Corporate Arrogance and Greed Doesn’t Always Pay Off

As the story of Brian Thompson, the late CEO of United Health, ripples into and ultimately out of our news cycle, the subject of corporate greed resurfaces once again.  It’s clear that this guy’s organization, known for its exuberance in denying healthcare claims, pissed off one too many of its customers with its avarice and lies.

There is so much wrong with the way that corporations interact with us, it’s hard to know where to start.  Here at 2GreenEnergy, we tend to focus on environmental sustainability, where we routinely point out that Big Oil, the most profitable industry in human history, bolstered by tens of billions of dollars in annual subsidies from the U.S. government, is in the process of purposefully baking the planet, so as to profit to an even greater degree as global warming due to fossil fuel emissions roasts us alive.

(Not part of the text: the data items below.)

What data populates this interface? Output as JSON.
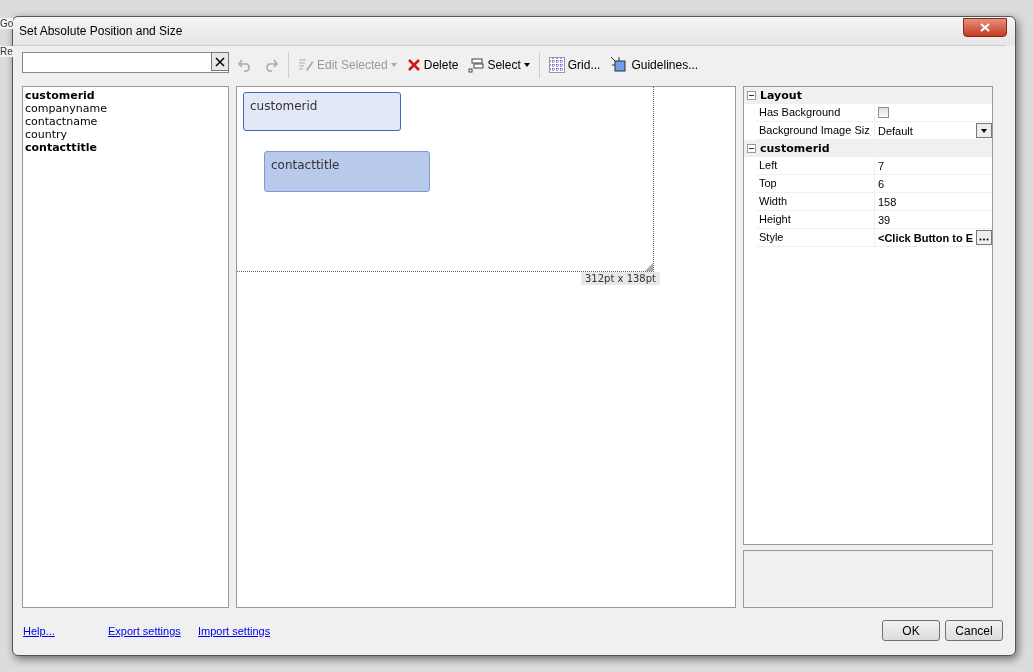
{
  "background": {
    "fragments": [
      "Go",
      "Re"
    ]
  },
  "window": {
    "title": "Set Absolute Position and Size"
  },
  "search": {
    "clear_button": true
  },
  "fields": [
    {
      "label": "customerid",
      "placed": true
    },
    {
      "label": "companyname",
      "placed": false
    },
    {
      "label": "contactname",
      "placed": false
    },
    {
      "label": "country",
      "placed": false
    },
    {
      "label": "contacttitle",
      "placed": true
    }
  ],
  "toolbar": [
    {
      "kind": "undo",
      "disabled": true
    },
    {
      "kind": "redo",
      "disabled": true
    },
    {
      "kind": "edit",
      "label": "Edit Selected",
      "disabled": true,
      "dropdown": true
    },
    {
      "kind": "delete",
      "label": "Delete",
      "disabled": false,
      "dropdown": false
    },
    {
      "kind": "select",
      "label": "Select",
      "disabled": false,
      "dropdown": true
    },
    {
      "kind": "grid",
      "label": "Grid...",
      "disabled": false,
      "dropdown": false
    },
    {
      "kind": "guidelines",
      "label": "Guidelines...",
      "disabled": false,
      "dropdown": false
    }
  ],
  "canvas": {
    "size_label": "312pt x 138pt",
    "items": [
      {
        "label": "customerid",
        "selected": true
      },
      {
        "label": "contacttitle",
        "selected": false
      }
    ]
  },
  "properties": [
    {
      "category": "Layout",
      "expanded": true,
      "rows": [
        {
          "name": "Has Background",
          "kind": "checkbox",
          "checked": false
        },
        {
          "name": "Background Image Siz",
          "kind": "dropdown",
          "value": "Default"
        }
      ]
    },
    {
      "category": "customerid",
      "expanded": true,
      "rows": [
        {
          "name": "Left",
          "kind": "text",
          "value": "7"
        },
        {
          "name": "Top",
          "kind": "text",
          "value": "6"
        },
        {
          "name": "Width",
          "kind": "text",
          "value": "158"
        },
        {
          "name": "Height",
          "kind": "text",
          "value": "39"
        },
        {
          "name": "Style",
          "kind": "button",
          "value": "<Click Button to E"
        }
      ]
    }
  ],
  "links": [
    "Help...",
    "Export settings",
    "Import settings"
  ],
  "buttons": [
    "OK",
    "Cancel"
  ]
}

Private healthcare is a different animal, but only slightly.  Like Big Oil, it works by lobbying (bribing) public officials to create legislation that enable it to profit from public misery.  This system results in the fact that the United States, the only developed country on the planet without universal healthcare, has the most expensive and least effective healthcare on the planet.  Ask yourself how it’s possible that people in other countries have far longer life expectancies, lower incidents of infant mortality, and far better outcomes than we do across dozens of different metrics, given that our country is by far the wealthiest and most powerful on the planet.

If I were the CEO of one of these corporations whose profits derive from the suffering of its neighbors, I’d have personal protection so robust that it would make the Secret Service look like a few Boy Scouts with bean-shooters and slingshots.